Imagine paying extra for Uber Comfort and a Prius rocks up.. are you serious?


----------



## Seamus (Jun 21, 2018)

rukey said:


> Imagine paying extra for Uber Comfort and a Prius rocks up.. are you serious?


Refund!


----------



## SHalester (Aug 25, 2019)

yes, if your prius is precious it qualifies as select AND comfort. and if it is black, it qualifies for BLACK too. 

Think also qualifies as XL. Because it is precious. 🤷‍♂️


----------



## Gone_in_60_seconds (Jan 21, 2018)

crackedrider said:


> does it?


*NO. 

Check with your Greenlight hub. Your Camry is too old. Comfort requires larger and newer vehicle.

   *


----------



## Taxi2Uber (Jul 21, 2017)

rukey said:


> Imagine paying extra for Uber Comfort and a Prius rocks up.. are you serious?

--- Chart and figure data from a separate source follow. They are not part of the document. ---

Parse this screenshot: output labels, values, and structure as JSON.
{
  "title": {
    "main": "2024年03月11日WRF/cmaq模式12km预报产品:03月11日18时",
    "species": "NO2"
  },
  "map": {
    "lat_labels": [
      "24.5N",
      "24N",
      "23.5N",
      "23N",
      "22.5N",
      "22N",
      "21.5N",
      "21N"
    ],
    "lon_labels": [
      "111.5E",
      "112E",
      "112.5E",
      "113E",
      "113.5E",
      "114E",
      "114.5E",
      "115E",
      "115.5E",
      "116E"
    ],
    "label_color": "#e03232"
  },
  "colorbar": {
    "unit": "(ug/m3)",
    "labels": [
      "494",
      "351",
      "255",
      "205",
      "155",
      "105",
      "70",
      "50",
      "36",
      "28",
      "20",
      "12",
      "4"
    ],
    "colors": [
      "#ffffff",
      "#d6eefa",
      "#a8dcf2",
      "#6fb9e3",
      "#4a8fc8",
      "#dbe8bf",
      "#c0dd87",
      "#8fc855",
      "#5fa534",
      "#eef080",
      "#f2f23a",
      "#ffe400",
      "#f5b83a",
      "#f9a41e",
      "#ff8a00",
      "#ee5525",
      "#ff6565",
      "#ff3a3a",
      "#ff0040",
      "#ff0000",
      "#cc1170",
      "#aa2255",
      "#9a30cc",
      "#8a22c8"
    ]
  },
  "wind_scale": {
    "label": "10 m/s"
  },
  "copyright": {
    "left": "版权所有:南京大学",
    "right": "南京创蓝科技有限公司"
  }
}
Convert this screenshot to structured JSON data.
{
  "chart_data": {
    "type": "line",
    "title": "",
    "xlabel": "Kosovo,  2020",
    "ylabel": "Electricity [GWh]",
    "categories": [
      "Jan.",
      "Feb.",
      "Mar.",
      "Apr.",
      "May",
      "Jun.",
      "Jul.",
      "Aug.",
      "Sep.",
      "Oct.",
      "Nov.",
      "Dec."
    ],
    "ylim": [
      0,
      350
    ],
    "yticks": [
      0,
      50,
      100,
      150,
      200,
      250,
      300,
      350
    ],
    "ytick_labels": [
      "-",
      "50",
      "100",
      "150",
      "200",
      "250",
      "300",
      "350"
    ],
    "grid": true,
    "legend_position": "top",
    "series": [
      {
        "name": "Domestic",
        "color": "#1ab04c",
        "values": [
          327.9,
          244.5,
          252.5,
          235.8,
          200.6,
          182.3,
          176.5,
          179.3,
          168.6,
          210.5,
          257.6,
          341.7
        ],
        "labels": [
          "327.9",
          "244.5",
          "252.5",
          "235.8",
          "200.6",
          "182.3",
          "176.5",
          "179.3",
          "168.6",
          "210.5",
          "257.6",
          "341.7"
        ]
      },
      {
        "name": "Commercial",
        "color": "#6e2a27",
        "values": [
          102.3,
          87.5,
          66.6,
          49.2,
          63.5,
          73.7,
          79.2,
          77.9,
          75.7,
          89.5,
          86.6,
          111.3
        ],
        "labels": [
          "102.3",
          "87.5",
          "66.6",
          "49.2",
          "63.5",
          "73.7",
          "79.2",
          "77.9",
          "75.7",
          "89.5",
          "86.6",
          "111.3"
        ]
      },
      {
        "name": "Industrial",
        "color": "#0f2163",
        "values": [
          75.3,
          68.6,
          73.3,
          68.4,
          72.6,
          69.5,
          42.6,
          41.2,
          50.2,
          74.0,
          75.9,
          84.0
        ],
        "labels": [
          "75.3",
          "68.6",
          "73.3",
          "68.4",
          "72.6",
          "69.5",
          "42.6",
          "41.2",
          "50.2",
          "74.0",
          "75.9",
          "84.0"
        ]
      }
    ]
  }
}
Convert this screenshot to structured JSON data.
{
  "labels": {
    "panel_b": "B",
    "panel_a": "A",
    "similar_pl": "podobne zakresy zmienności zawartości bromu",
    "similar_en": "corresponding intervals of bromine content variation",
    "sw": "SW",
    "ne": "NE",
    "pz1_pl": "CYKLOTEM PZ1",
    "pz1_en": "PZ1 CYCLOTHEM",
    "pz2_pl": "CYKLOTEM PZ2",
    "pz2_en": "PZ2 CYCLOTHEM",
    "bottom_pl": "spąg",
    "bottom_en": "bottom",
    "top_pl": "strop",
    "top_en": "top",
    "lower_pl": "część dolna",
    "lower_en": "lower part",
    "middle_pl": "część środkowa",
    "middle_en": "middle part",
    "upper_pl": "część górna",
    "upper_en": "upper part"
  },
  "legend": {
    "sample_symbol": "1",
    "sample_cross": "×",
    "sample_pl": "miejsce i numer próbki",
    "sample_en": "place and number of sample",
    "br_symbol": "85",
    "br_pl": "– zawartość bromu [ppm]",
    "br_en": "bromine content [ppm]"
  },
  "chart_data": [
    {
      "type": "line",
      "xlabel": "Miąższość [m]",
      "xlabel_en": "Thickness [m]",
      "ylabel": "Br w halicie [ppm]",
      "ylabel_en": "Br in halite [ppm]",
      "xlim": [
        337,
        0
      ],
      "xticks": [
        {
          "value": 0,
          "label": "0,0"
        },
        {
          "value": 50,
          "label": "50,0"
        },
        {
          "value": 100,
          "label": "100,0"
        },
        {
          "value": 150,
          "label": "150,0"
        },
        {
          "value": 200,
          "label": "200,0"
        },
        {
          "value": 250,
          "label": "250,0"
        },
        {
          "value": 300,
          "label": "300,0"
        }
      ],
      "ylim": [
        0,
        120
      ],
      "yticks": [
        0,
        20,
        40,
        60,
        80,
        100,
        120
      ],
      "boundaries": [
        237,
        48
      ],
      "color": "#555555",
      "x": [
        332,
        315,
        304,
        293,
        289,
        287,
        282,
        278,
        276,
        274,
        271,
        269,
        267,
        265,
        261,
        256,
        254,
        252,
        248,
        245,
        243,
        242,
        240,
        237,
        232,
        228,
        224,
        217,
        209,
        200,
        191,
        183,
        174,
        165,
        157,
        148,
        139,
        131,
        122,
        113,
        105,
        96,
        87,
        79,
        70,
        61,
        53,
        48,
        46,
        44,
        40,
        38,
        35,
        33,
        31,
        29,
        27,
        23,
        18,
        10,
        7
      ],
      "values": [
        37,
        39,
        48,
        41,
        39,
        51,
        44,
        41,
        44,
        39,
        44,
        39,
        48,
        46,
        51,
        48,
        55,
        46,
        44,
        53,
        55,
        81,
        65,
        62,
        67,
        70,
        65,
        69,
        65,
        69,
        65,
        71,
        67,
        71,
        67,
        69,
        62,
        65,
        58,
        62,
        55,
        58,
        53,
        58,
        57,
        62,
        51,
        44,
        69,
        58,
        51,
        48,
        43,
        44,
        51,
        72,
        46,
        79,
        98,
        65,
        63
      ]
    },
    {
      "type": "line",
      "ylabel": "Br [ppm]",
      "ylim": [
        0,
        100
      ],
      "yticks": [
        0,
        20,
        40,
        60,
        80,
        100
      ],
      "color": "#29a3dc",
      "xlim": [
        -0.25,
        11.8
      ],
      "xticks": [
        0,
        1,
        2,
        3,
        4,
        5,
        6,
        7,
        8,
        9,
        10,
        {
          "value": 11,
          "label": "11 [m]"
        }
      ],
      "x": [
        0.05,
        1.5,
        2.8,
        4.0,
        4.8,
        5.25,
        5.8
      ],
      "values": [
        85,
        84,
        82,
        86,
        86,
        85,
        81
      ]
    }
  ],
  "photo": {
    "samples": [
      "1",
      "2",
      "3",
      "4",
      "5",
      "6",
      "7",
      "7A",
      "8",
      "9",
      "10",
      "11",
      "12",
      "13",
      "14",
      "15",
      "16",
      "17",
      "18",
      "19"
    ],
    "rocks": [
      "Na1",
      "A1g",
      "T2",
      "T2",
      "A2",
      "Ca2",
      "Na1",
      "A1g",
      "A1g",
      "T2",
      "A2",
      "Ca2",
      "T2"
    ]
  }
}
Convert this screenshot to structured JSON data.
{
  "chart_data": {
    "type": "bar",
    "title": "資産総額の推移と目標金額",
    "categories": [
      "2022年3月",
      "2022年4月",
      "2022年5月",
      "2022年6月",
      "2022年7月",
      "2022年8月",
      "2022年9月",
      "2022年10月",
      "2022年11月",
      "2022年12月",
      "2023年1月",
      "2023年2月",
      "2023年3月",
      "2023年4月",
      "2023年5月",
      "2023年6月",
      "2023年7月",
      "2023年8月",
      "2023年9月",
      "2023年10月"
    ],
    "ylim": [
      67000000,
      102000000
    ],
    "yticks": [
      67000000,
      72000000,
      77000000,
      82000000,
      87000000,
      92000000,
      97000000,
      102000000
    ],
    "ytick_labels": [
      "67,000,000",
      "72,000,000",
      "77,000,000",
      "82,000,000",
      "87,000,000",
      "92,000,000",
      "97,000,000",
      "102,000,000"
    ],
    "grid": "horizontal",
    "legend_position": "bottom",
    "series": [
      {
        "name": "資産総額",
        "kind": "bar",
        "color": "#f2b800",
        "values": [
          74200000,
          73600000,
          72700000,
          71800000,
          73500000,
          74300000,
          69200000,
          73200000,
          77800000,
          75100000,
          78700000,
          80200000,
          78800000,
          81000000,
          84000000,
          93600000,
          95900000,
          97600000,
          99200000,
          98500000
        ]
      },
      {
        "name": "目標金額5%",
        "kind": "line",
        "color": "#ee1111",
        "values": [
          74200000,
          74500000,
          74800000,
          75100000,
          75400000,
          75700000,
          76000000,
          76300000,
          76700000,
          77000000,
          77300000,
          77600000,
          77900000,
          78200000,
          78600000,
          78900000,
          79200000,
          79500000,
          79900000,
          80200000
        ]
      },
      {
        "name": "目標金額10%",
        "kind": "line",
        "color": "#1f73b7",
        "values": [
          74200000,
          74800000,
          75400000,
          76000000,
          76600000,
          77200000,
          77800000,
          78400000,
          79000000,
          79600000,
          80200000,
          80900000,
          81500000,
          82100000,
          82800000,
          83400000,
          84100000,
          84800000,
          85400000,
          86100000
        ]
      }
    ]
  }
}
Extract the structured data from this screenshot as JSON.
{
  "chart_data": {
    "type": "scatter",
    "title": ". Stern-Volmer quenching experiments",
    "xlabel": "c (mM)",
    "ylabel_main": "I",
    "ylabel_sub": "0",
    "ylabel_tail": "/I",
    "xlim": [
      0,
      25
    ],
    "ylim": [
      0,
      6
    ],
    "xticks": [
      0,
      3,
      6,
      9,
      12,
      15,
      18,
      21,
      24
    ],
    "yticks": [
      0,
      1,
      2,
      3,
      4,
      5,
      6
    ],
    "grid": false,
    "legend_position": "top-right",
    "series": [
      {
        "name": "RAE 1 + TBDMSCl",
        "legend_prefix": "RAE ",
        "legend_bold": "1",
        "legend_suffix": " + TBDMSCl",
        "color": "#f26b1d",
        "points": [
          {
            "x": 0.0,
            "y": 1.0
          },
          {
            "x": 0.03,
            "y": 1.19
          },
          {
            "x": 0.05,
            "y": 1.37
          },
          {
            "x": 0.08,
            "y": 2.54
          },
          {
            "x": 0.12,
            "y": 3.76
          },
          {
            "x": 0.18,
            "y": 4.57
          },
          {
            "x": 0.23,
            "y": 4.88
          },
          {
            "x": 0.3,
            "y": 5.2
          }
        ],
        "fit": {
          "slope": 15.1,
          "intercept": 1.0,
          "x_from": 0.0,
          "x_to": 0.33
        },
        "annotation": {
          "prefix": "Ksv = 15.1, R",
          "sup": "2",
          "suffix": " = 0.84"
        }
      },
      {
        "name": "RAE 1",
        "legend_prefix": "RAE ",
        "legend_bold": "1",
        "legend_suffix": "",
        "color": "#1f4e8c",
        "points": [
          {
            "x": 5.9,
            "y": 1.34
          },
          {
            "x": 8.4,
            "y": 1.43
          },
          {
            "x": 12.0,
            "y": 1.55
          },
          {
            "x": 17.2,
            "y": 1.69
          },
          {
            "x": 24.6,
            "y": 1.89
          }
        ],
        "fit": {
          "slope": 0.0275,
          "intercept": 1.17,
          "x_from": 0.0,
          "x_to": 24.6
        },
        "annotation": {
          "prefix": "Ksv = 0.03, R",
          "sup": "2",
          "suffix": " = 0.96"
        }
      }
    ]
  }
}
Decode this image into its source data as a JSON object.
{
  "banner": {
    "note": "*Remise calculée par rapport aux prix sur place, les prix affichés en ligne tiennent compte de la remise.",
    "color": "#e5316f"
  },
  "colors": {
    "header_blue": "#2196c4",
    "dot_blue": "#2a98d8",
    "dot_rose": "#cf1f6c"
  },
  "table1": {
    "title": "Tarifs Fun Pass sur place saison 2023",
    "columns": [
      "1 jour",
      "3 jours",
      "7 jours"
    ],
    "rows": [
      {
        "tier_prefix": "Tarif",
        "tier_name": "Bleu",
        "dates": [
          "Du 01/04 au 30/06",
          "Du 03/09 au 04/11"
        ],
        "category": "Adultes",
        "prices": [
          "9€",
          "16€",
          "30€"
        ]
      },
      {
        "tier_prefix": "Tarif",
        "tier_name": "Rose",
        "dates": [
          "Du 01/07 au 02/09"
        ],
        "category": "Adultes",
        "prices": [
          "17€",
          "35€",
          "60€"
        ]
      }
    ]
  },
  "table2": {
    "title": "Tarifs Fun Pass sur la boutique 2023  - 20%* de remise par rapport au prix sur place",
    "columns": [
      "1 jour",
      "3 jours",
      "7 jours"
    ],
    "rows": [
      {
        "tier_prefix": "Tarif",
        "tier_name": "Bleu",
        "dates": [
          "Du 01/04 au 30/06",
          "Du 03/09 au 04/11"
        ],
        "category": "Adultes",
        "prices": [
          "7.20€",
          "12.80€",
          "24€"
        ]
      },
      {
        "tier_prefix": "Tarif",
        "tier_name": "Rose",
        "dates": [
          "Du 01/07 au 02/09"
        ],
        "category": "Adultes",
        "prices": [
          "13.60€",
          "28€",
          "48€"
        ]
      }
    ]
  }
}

Imagine rockin' a $50,000+ car and picking up glorified X riders.


----------



## Amos69 (May 17, 2019)

Gone_in_60_seconds said:


> *NO.
> 
> Check with your Greenlight hub. Your Camry is too old. Comfort requires larger and newer vehicle.
> 
> *


^^^^^^^^^^^^^^^^^^^^^^^^^^^^^^^^^^^^^^^^^^^^^^^^^^^^^^^^^^^^^^^^^^^^^^^^^^^^^^^^^^^^^^^^^^^^^^^^^^^^^^^^^^^^^^^^^^^^^^^^^^^^^^^^^^^^^^^^^^^^^^^^^^^^^^^


WHAT HE SAID.


----------